With the increased presence of digital imaging devices, there also came an explosion in the amount of multimedia content available online. Users have transformed from passive consumers of media into content creators and have started organizing themselves in and around online communities. Flickr has more than 30 million users and over 3 billion photos, and many of them are tagged and public. One very important aspect in Flickr is the ability of users to organize in self-managed communities called groups. This paper examines an unexplored problem, which is jointly analyzing Flickr groups and users. We show that although users and groups are conceptually different, in practice they can be represented in a similar way via a bag-of-tags derived from their photos, which is amenable for probabilistic topic modeling. We then propose a probabilistic topic model representation learned in an unsupervised manner that allows the discovery of similar users and groups beyond direct tag-based strategies, and we demonstrate that higher-level information such as topics of interest are a viable alternative. On a dataset containing users of 10 000 Flickr groups and over 1 milion photos, we show how this common topic-based representation allows for a novel analysis of the groups-users Flickr ecosystem, which results into new insights about the structure of the entities in this social media source. We demonstrate novel practical applications of our topic-based representation, such as similarity-based exploration of entities, or single and multi-topic tag-based search, which address current limitations in the ways Flickr is used today.

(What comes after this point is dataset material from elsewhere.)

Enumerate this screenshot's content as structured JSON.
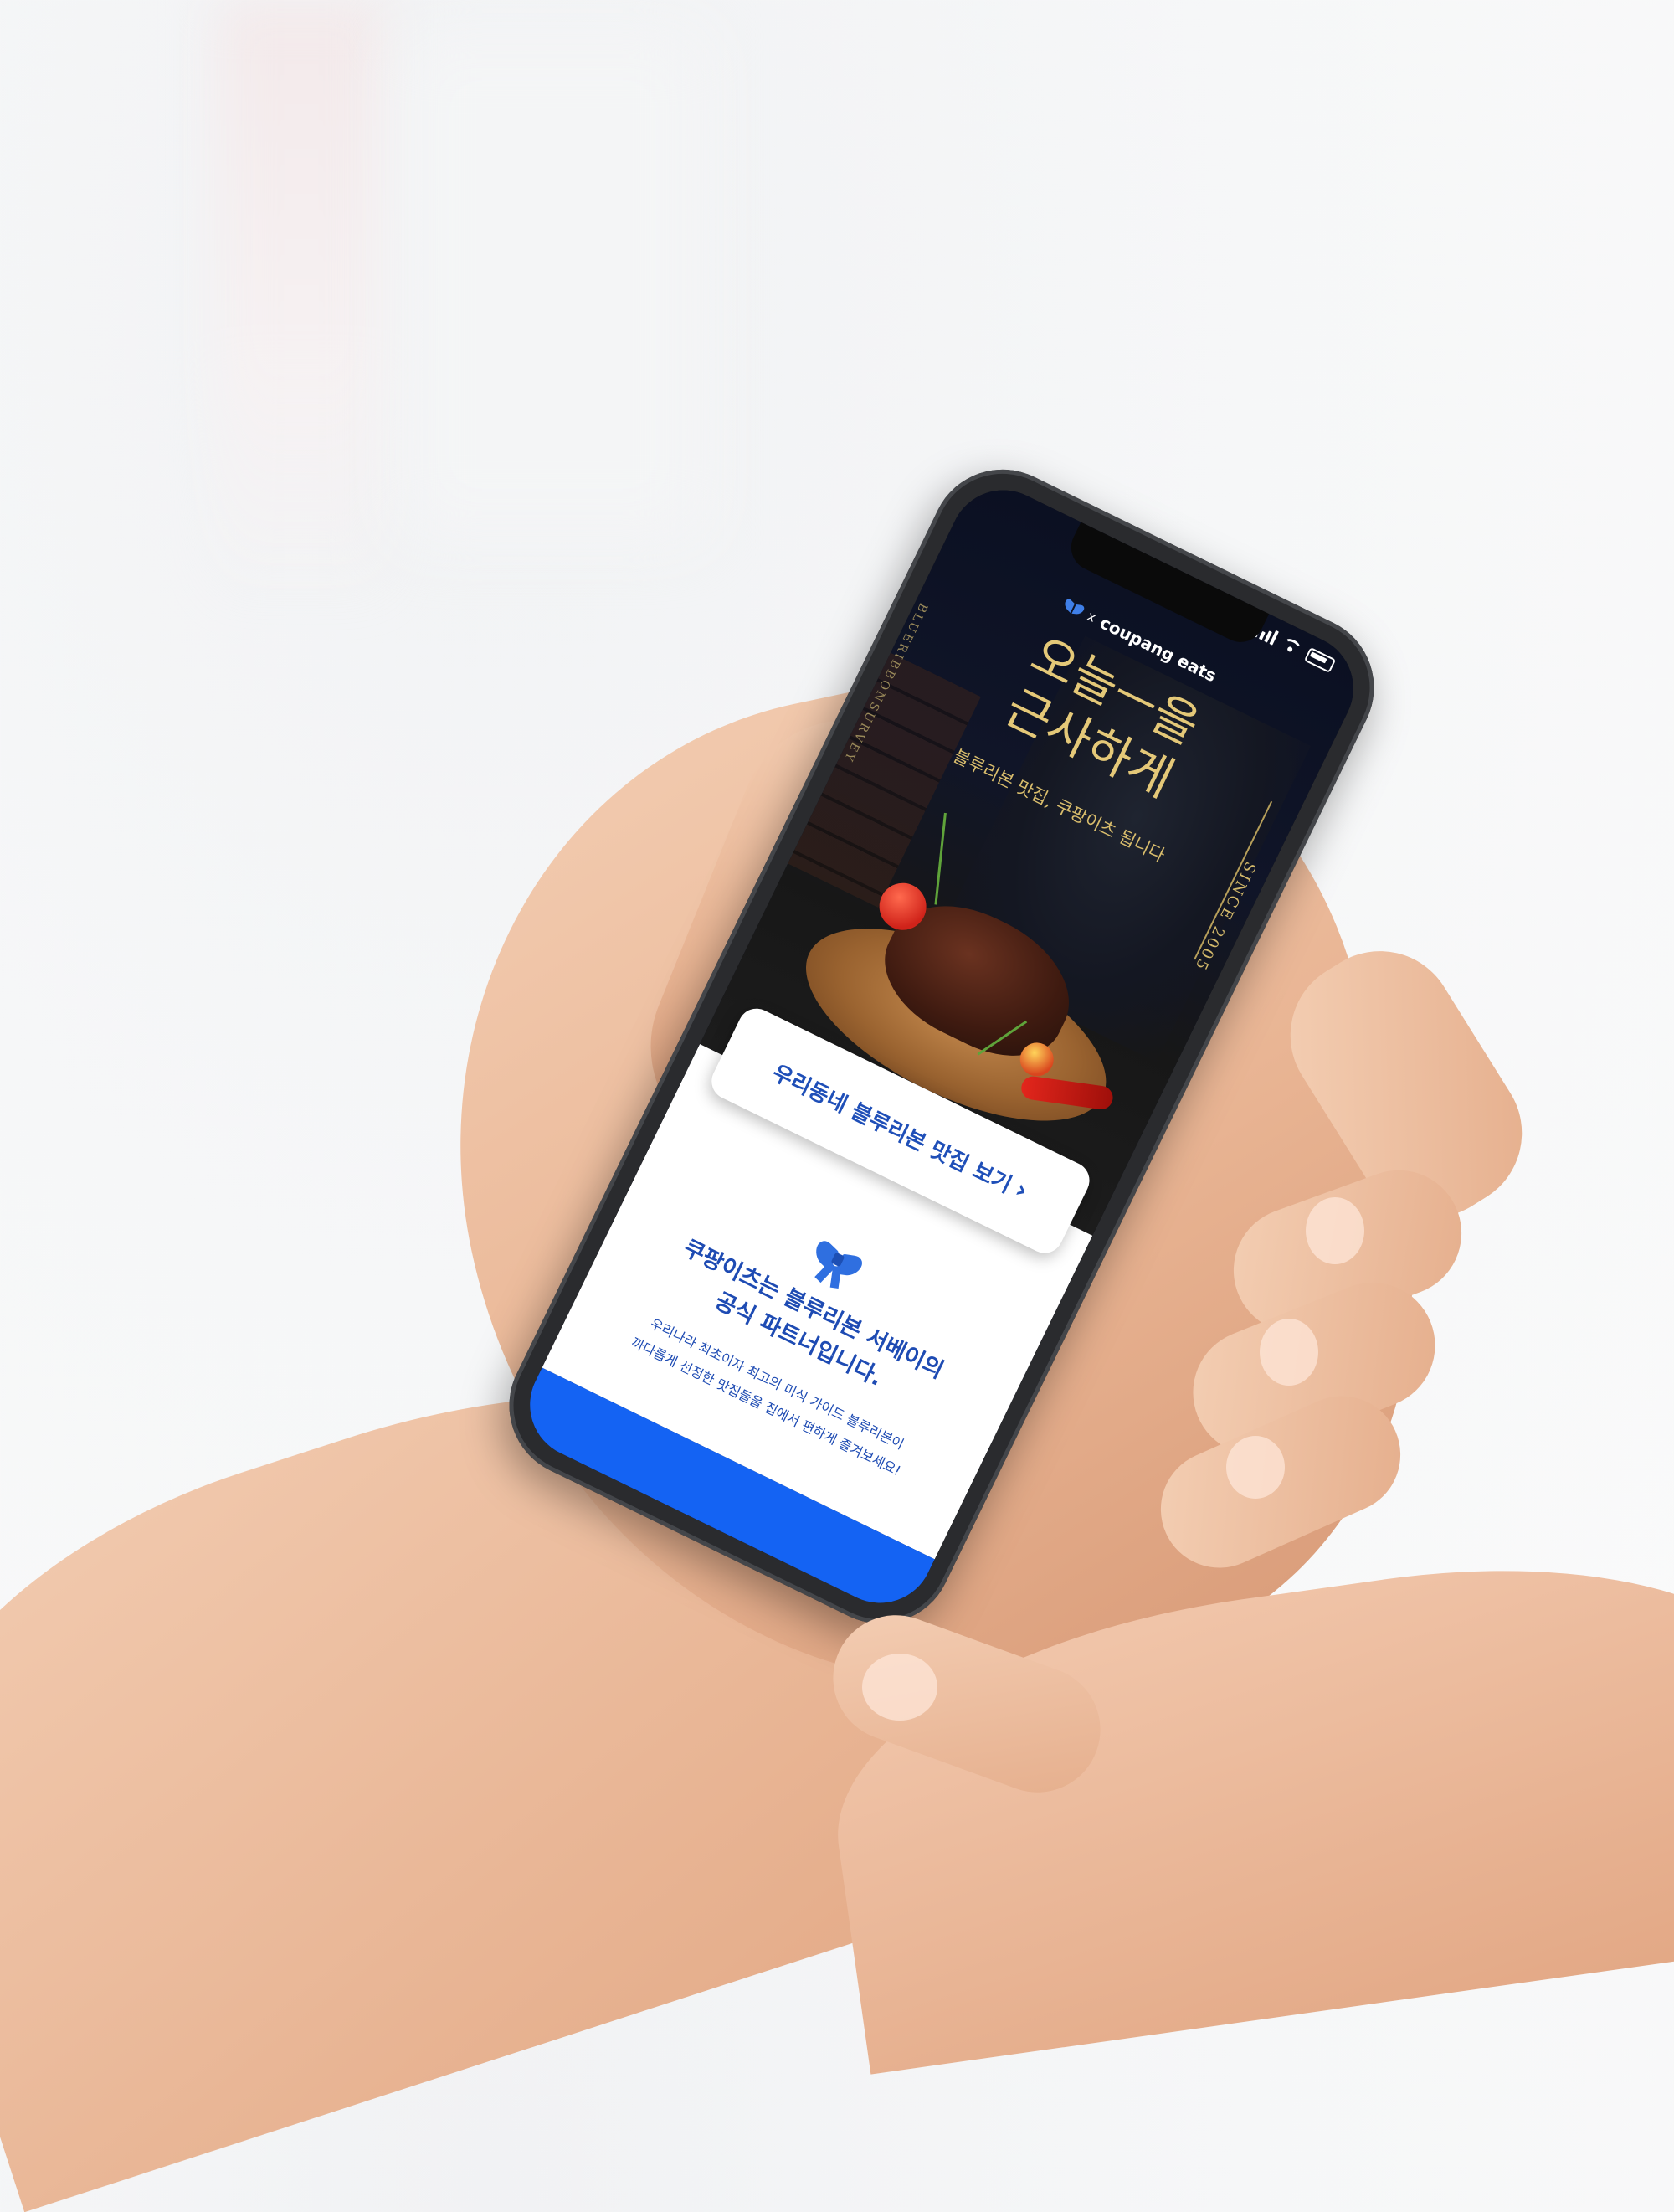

机译:随着数字成像设备的出现,在线上可用的多媒体内容也呈爆炸式增长。用户已经从被动的媒体消费者转变为内容创建者,并开始在在线社区内部和周围进行组织。 Flickr拥有超过3000万用户和超过30亿张照片,其中许多都是经过标记和公开的。 Flickr中一个非常重要的方面是用户在称为群组的自我管理社区中进行组织的能力。本文研究了一个尚未探索的问题,该问题正在联合分析Flickr组和用户。我们显示,尽管用户和组在概念上是不同的,但实际上,可以通过类似的方式通过从他们的照片派生出的标记袋来表示他们,这适合概率主题建模。然后,我们提出了一种以无监督方式学习的概率主题模型表示,该模型表示可以发现基于直接标签的策略之外的类似用户和组,并且我们证明了诸如感兴趣主题之类的高级信息是可行的选择。在包含10 000个Flickr组用户和超过100万张照片的数据集上,我们展示了这种基于主题的常见表示方式如何对组用户Flickr生态系统进行了新颖的分析,从而得出了有关实体结构的新见解。这个社交媒体资源。我们演示了基于主题的表示形式的新颖实际应用,例如基于相似度的实体探索,或基于单个和多主题标签的搜索,它们解决了当今Flickr使用方式的局限性。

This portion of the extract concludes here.